What Need Do You Fill?

The sole reason a business exists is because it meets a human need. ~Harvey Firestone

I saw this quote over the weekend and it got me to thinking, again, about what human need a box of cookies fulfills. Yes, we’ve been over this before. That Gratitude Cookies are not so much about the cookie part and much more about the concept of gratitude.

Is feeling gratitude an actual need? It’s not specifically on Abraham Maslow’s Hierarchy of Needs, but friendship, giving and receiving love, and recognition are on his chart. Feeling connected to others is certainly a human need. And expressing appreciation is one important way to connect.

Keith Ferrazzi was on Good Morning America today, promoting his new book “Who’s Got Your Back” and his 16-city road show. He said that 75% of Americans don’t feel that someone’s got their back; not even married couples. Wow, that’s a lot of disconnected people. Furthermore, he says that the most important thing you can do to succeed is to build deep and trusting relationships.

So then, if you could create stronger connections in your personal or profession life and satisfy that need in yourself and for others, why wouldn’t you? You have a great opportunity here! No matter what other human need your business exists to fulfill, you can improve your business by addressing this one of connection and recognition through gratitude.

Some Customers Are More Equal Than Others

A friend recommended I speak with his college roommate, Sam*, about how Sam’s company handles customer appreciation. By all outside perceptions, Sam’s company fell exactly within the demographics of an ideal Zen Rabbit client.

But after just a couple of minutes on the phone, it was clear that Sam is currently working in contraction and fear mode, you know, because of the economy. Futhermore, Sam didn’t seem to understand the lifetime value of his clients.

I pointed out to him that even though he said he has thousands of clients, he’s likely getting 80% of his business from 20% of them. He agreed. Then I mentioned that he should be focusing his efforts on keeping those 20% really happy. That’s where he got a little fuzzy. Even though he “knows that,” he still wants to keep ALL his clients happy and not play favorites.

Hey, I can understand wanting to keep everyone happy, but like in the classic book “Animal Farm,” some customers are more equal than others. That’s just how it is. Some clients are more valuable than others. And you would do well to focus on and cater more to those 20% who bring you the most valuable business.

Sam admitted that he does not have a plan for consistently showing appreciation for his best customers. But he doesn’t quite believe that it would be worth the effort. I got the impression that he prefers to “fly by the seat of his pants” in that regard. It depends on whether there is money left over for it at the end of the month. It’s an afterthought.

But what if Sam DID believe in the power of saying thank you to his clients? What could his business look like then? I know for sure that his company would be a lot stronger, that he wouldn’t be so afraid of what’s going on in “the economy.” That he wouldn’t have to compete on price. Too bad Sam’s not ready for that message yet. Are you?

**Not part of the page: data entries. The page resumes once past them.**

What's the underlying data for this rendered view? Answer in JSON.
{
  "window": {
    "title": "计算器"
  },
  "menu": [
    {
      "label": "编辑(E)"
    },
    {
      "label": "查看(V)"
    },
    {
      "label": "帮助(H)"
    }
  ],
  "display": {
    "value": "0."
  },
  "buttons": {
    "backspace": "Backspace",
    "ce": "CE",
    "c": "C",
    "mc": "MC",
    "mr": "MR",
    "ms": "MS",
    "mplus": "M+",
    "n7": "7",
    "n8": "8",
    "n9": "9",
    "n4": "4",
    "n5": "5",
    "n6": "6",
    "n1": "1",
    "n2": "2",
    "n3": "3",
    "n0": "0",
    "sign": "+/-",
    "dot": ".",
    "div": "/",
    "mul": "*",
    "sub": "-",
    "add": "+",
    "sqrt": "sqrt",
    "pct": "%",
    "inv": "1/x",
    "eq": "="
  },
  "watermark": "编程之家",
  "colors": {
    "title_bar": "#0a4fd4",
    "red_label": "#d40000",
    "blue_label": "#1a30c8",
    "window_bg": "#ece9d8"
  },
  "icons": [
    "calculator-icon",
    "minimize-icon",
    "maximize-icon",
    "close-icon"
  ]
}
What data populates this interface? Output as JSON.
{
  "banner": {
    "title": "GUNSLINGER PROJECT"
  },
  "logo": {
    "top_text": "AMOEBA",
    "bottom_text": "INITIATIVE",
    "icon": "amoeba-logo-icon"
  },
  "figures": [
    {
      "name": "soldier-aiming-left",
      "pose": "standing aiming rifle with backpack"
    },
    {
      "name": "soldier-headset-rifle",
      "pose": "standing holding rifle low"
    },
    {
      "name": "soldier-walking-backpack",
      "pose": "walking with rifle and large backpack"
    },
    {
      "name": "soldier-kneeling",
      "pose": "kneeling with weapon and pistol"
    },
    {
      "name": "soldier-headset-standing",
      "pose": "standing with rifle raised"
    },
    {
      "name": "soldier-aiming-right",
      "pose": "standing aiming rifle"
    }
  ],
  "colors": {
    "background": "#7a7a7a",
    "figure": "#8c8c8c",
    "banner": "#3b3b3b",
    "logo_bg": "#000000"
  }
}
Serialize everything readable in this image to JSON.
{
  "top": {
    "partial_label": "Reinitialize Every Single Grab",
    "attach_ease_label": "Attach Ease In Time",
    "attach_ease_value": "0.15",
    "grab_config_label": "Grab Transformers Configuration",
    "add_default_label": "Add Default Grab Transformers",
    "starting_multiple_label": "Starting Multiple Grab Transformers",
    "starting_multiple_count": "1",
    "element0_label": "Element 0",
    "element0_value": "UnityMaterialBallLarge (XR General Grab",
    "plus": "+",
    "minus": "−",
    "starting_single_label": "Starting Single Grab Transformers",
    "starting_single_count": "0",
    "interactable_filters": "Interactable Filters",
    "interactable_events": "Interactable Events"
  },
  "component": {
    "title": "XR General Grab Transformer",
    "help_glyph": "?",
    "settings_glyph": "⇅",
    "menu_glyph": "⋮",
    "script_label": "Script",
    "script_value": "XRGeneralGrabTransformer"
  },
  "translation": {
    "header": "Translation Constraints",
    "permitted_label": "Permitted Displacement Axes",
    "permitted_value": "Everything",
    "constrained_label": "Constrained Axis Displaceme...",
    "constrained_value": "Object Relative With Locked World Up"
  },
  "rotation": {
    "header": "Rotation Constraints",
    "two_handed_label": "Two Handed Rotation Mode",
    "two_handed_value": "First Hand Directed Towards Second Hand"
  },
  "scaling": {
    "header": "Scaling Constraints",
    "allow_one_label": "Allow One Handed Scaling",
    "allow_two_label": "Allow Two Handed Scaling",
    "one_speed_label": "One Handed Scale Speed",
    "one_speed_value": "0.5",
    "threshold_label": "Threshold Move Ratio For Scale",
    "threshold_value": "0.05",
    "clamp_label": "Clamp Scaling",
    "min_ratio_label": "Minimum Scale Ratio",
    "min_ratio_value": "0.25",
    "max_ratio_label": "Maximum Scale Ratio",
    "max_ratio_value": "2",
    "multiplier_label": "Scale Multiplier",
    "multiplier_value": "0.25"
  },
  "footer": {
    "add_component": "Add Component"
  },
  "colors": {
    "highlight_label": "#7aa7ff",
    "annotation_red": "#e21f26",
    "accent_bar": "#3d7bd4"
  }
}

*names have been changed to protect friendships.

Quick Change in Perspective

I just left Starbucks, where I was to meet with a new business contact. In South Florida, there seems to always be a traffic delay somewhere, so I usually give people 10 minutes before I call to find out where they are. Coming up on the 9-1/2 minute mark, my phone rang. It was the person I was to meet and she asked if I was there. I knew right away she was going to say she wasn’t coming; I was mentally preparing for some kind of lame excuse, since that’s what usually comes next.

I was not prepared for her to say her dad died on Sunday and she’s in Chicago. Immediately my perspective changed from “doesn’t this person respect my time” to “holy cow, don’t even worry about not meeting with me you have so many more important things to do”! I’m surprised and grateful she even thought to call me – she said she doesn’t know why our meeting just popped into her head right then.

One of my mentors told me a story years ago, about some rowdy kids on the subway early one morning. The man riding with them was doing nothing to control their behavior and a fellow rider was becoming increasingly annoyed. After a while, the fellow rider finally caught the man’s attention. The man quickly apologized for his children’s activity and explained that they’d all spent the night at the hospital where their mother had just died. The kids were full of anxious, fidgety energy.

Talk about a turnaround in perspective.

It only takes an instant to change your perspective. So whether it’s from annoyance to compassion or from frustration to gratitude, see if you can find what serves your higher good in every situation.